In elementary school, it seemed that every child received a sack full of valentines on that special day. A week or so before, the teacher would send home a list of all the children’s names in my class. My mother would buy the standard package of mini-valentine cards, and I would try to choose the appropriate one for each classmate. A few days before, we would decorate and personalize our own valentine receptacles then tape them to the front of our desks. The official time for the celebration was something to look forward to since we were able to goof off for at least the last 45 minutes of the day! We snacked on home made cupcakes and the little candy hearts that the more affluent children were able to provide. As I dumped out my sack and explored all the loving messages, I took each one personally. It felt good to receive such a strong gesture of friendship from the popular boy who had teased me relentlessly the day before, or the pretty little girl in the front who normally had nothing to do with me. For me, a unique and overweight child, Valentine Day was a day to feel accepted and loved. It was a day that provided hope for inclusion. I had a hard time understanding how the love and camaraderie I felt on that day so quickly dissipated on the next.
As I grew older, I began to notice that other kids received personal notes. Cards got bigger and more extravagant. I still received the same small cards, and with each year that passed I received fewer. But I still hoped for that special card. Somewhat of a poet even at the age of 10, I often wrote Valentine poems for one or two select class members. I remember once getting a nice valentine card from one girl a week later! She apologized for her tardiness. “Oh yeah, my mom thought the poem was sweet.” All was quickly forgiven and I fell in love. For a minute….

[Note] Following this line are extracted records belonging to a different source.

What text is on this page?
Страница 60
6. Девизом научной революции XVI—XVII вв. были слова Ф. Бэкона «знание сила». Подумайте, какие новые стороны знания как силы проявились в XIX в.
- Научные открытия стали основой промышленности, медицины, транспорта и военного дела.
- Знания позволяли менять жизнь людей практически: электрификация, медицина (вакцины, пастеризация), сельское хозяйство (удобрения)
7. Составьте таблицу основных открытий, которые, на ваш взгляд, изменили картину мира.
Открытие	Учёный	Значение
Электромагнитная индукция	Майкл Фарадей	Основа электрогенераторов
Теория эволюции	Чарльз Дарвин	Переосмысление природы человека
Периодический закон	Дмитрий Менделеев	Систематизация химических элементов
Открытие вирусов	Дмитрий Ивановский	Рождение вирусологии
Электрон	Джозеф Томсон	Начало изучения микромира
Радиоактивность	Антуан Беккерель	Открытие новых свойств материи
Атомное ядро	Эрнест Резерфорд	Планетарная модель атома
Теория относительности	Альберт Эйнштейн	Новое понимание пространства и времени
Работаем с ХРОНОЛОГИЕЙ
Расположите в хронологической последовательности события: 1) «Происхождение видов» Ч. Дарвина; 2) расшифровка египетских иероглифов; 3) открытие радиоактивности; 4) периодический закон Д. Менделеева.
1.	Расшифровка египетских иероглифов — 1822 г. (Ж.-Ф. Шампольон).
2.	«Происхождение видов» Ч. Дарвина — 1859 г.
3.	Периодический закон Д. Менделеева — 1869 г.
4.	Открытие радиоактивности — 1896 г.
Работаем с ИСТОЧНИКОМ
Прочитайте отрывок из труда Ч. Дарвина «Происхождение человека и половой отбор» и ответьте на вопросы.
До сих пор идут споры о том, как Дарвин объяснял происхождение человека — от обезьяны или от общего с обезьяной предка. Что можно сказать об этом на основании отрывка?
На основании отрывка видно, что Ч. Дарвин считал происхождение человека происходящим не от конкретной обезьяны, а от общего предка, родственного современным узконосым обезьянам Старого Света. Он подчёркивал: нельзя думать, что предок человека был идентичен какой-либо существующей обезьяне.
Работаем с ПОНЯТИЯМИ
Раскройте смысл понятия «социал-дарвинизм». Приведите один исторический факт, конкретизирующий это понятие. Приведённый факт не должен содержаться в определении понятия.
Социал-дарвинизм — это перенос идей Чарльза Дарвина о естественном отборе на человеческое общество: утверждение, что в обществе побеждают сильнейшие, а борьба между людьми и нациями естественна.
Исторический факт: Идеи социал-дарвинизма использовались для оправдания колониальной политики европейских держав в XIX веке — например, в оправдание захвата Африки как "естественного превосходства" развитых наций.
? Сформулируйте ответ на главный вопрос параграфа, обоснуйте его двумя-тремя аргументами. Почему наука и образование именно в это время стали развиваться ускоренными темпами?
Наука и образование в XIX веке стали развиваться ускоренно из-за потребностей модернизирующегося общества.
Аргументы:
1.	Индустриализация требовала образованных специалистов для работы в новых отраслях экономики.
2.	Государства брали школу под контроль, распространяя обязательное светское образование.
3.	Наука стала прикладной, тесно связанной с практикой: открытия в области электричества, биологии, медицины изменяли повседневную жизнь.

In Junior High we no longer celebrated the holiday as a class; rather, kids just brought valentines for their friends. Instead of being a day of joy and hope for me, I began to dread the day that I would be forced to enviously observe everyone in my entire class share love and friendship by exchanging gifts, cards and sentiments with each other. At our age, it had become a day for others to initiate a date, or for young couples to share their puppy love in a deeper sense. Though I wasn’t the only one who felt ignored, it sure felt like it! I suppose that’s when I learned that there was a group who would accept me. We’d hang out behind the gym, get high and express our mutual disgust with the day. We all agreed, love didn’t come in a card.
I didn’t have a childhood sweetheart, and I’ve only had a few meaningful adult relationships. I didn’t truly grasp what love meant until I had my first child. As I fell more deeply in love with him and my wife, I also fell more deeply in love with Christ.
It is only through the love that Jesus has always had for me, that the pain and rejection of my younger years did not cripple my heart permanently. If I could, and when they needed it most, I would give a special valentine card for every lonely person in the world.
“God loves you no matter what, and so do I.”